As designers we overthink our portfolios. We spend months together to craft a perfect portfolio only to know that perfect doesn't exist.
Over the years by teaching a number of designers, I have learnt a few lessons around showcasing credibility and giving the necessary visibility. Here are a few important ones:
Getting anchored to the core tenets of the portfolio, you will move much faster. Portfolio is to show your starting point, end point, process in between and hard decisions made. Basically it must tell a story of your journey from point a to point b. There is no right and wrong in this path. Don't be bogged down by pixels and perfections.
A decade ago I realised I have two types of portfolios: a learning portfolio (what I pay for) and a professional portfolio (what I am paid for).
The learning portfolio gives me grace of a student. The portfolio is filled with my goof ups and mistakes. I tend to show my learnings better via my mistakes than my success.
Professional portfolio is usually team effort and it showcases my specific expertise in my area. Not able to pinpoint exactly what I did and the impact it created will miss the specificity of my journey within the larger journey.
A good portfolio is a great visual aid for a narrative. So make it absolutely visual. It must show the artefacts. It helps the listener absorb more as our optic nerve is thicker than all other nerves.

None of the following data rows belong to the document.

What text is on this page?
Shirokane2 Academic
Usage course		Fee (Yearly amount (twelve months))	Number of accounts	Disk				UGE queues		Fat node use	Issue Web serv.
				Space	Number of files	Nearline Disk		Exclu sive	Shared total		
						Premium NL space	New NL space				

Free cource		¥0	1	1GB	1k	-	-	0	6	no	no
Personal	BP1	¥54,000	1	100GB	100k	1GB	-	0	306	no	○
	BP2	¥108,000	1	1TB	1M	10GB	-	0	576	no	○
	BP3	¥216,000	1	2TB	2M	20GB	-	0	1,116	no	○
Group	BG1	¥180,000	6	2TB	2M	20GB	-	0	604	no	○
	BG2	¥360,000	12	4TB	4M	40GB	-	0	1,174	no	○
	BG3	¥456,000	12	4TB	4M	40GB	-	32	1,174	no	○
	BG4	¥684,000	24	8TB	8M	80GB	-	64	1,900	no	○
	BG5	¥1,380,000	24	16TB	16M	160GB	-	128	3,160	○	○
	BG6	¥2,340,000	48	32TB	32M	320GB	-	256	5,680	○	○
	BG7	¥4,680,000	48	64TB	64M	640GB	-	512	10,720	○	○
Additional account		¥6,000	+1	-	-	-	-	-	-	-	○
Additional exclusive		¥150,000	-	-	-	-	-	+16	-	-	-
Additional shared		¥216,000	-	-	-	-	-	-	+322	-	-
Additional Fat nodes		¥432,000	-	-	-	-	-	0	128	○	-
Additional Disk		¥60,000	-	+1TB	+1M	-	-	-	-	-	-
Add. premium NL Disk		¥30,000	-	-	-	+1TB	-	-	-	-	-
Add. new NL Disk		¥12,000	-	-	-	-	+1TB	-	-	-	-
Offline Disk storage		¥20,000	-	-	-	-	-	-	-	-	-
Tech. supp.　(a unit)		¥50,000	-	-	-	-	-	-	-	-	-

Show the abundance of work and then pick the top 3 or 5 projects. Just showing 3 projects does not tell your story.
I carry a thumb drive and it has all my 250+ projects in one place organised by year, domain and clients. I allow the listener to pick the project they are excited about. If they struggle for a moment, I give them a choice to listen to my picks. Delivering a portfolio is also an experience. Make it stick.
This is where you get hit badly in a corporate setup where you work on one monolith for years together. Break it down into pieces and showcase different parts of the story and the complexities.
Respect your NDA (if you have one). Tell the story from your eyes and no visuals to support. I have almost 50+ projects in this genre and that makes my storytelling sparkle.
Last but not the least, have a good website that speaks for you in the rooms that you are not present. If I were to build my portfolio now, I would use Framer to do it all. Figma to Framer is seamless and it takes very little time/money to create a stunning site.
oh btw, my dear friends Madhuri Maram and Arjun are doing a weekend framer workshop to help you get skilled in just a weekend. They also have a Framer discovery available for free. If this excites you, put an end to your portfolio overthinking in just a weekend. Links in the comment section.
Your portfolio is a representation of your work. If you sucked with effort/work then naturally your portfolio will suck. If your work is in abundance, making a portfolio is a piece of cake.